Bielefeld. Als die Grundlage für die Wissenschaft von Weltruf geschaffen wurde, grasten Kühe auf der Wiese, wo heute die Universität Bielefeld steht. Hans-Ulrich Wehler, 1971 als Professor für Allgemeine Geschichte des 19./20. Jahrhunderts in Bielefeld angekommen, hat es selbst gesehen. Wehler war es, der maßgeblich dafür sorgte, dass die Fakultät für Geschichtswissenschaft der Uni Bielefeld in den folgenden Jahrzehnten enormen Ruhm erlangte. Heute feiert sie ihre eigene Geschichte. Sie wird 40 Jahre alt.

"Es waren goldene Jahre", sagt Wehler (82) rückblickend auf die ersten etwa 25 Jahre an der Uni Bielefeld. "Wir haben anfangs alle guten Leute bekommen, die wir haben wollten." Wehler, der vor seinem Ruf nach Bielefeld in Berlin und Köln lehrte, kannte diese besten Historiker, er lockte sie mit einem neuen geschichtlichen Forschungsansatz, mit hervorragender Ausstattung, mit Teamgeist und dem guten Essen seiner Frau Renate an die Reformuniversität. Unter anderem die bis heute prägenden Professoren Jürgen Kocka (72) und Reinhart Koselleck (†) ließen sich überzeugen. "Wir waren ein fantastischer Verein", sagt Wehler. Der Zusammenhalt war groß, "es herrschte eine sozialliberale Grundstimmung"; und Hilfe von außen gab es auch reichlich. Der damalige Wissenschaftsminister und spätere Ministerpräsident Johannes Rau setzte sich stets für die Uni und im Besonderen für die Geschichtsprofessoren ein, wenn es Probleme gab; ebenso Uni-Rektor Karl Peter Grotemeyer und Uni-Kanzler Eberhard Finnhaber. Beide waren rund 20 Jahre an der Spitze der Hochschule. "Ein Glücksfall für uns", sagt Wehler.

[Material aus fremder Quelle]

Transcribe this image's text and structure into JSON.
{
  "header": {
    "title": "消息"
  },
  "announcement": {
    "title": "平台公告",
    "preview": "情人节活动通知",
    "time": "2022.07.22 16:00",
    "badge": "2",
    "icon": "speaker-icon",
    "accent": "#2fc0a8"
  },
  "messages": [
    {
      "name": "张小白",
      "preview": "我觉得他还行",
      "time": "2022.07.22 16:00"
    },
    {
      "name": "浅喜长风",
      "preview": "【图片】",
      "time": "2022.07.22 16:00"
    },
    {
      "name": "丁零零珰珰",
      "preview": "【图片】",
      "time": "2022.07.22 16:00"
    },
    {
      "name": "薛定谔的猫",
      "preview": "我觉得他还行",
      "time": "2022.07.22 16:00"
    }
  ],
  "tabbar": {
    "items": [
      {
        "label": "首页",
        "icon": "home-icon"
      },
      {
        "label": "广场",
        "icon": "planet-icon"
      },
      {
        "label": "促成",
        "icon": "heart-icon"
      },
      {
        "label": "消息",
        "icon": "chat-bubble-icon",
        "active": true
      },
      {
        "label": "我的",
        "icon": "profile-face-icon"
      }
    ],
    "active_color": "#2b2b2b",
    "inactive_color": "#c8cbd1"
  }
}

Ein heute undenkbarer Glücksfall war zugleich "das unbegrenzte Konto für Bibliothekskäufe", erinnert sich Wehler. Damit war es möglich, selbst Nachlässe berühmter Forscher für 300.000 Mark zu kaufen. Wehler hat es gemacht. Kürzungen waren kein Thema. Diese beschwingte Zeit, geprägt von dem neuen, theoriegeleiteten sozialgeschichtlichen Ansatz der Bielefelder Historikerschule, sorgte für einen "Riesenoutput an Büchern", wie Wehler resümiert. Die Bielefelder Wissenschaftler erlangten – und verlangten – die Deutungshoheit vor allem über die deutsche Geschichte.

Die goldene Zeit dauerte bis Anfang der 90er Jahre – und hallt bis heute nach. "Überall im Ausland kennt man die Bielefelder Geschichtsfakultät und ist ihr gegenüber völlig positiv eingestellt", sagt Professorin Angelika Epple. Als Dekanin arbeitet sie daran, den Weltruf zu verteidigen; die Welt hat sich jedoch verändert, ebenso die Geschichtswissenschaft. Heute, sagt sie, sei ein globalerer Blick nötig, ebenso "die Betrachtung des Individuums, nicht nur der Strukturen". Auf dem Erbe der Fakultätsahnen aufbauend untersuchen die Wissenschaftler weltweite Verflechtungen und kulturelle Aspekte ebenso wie die Sozialgeschichte, die die Fakultät berühmt gemacht hat.

"Geblieben ist auch das politische Selbstverständnis", erklärt Dr. Bettina Brandt, Wissenschaftliche Geschäftsführerin der Fakultät. Die Fragen entwickeln die Wissenschaftler anhand der Gegenwart, etwa zu Migration, Armut oder Arbeit, gesucht werden die Antworten auf internationaler Ebene, unter Beibehaltung "der traditionellen Theorieorientierung", erläutert Dekanin Epple, "der Selbstreflexion", wie Brandt ergänzt, der Frage, warum ein Gegenstand untersucht werden soll oder muss.

Vielleicht verfliegt der Weltruf der Anfangsjahrzehnte an der Geschichtsfakultät allmählich. Vielleicht ist er aber in der modernen Zeit in der Form nicht mehr halt- und erreichbar. Zum einen sind die Rahmenbedingungen andere: Heute 1.500 Studenten, in den 70er Jahren etwa 600; heute strenge Haushaltsplanungen, früher unbegrenzte Budgets, heute 14 Professuren und damit nur eine mehr als zur Anfangszeit. Zum anderen ist das Forschungsfeld differenzierter, "wir Bielefelder sind vielstimmiger geworden", sagt Epple.

International renommierte Forscher-Namen hat die Fakultät nach der glorreichen Wehler-Kocka-Koselleck-Zeit dennoch hervorgebracht, unter anderem Paul Nolte, Manfred Hettling, Ute Frevert und Joachim Radkau.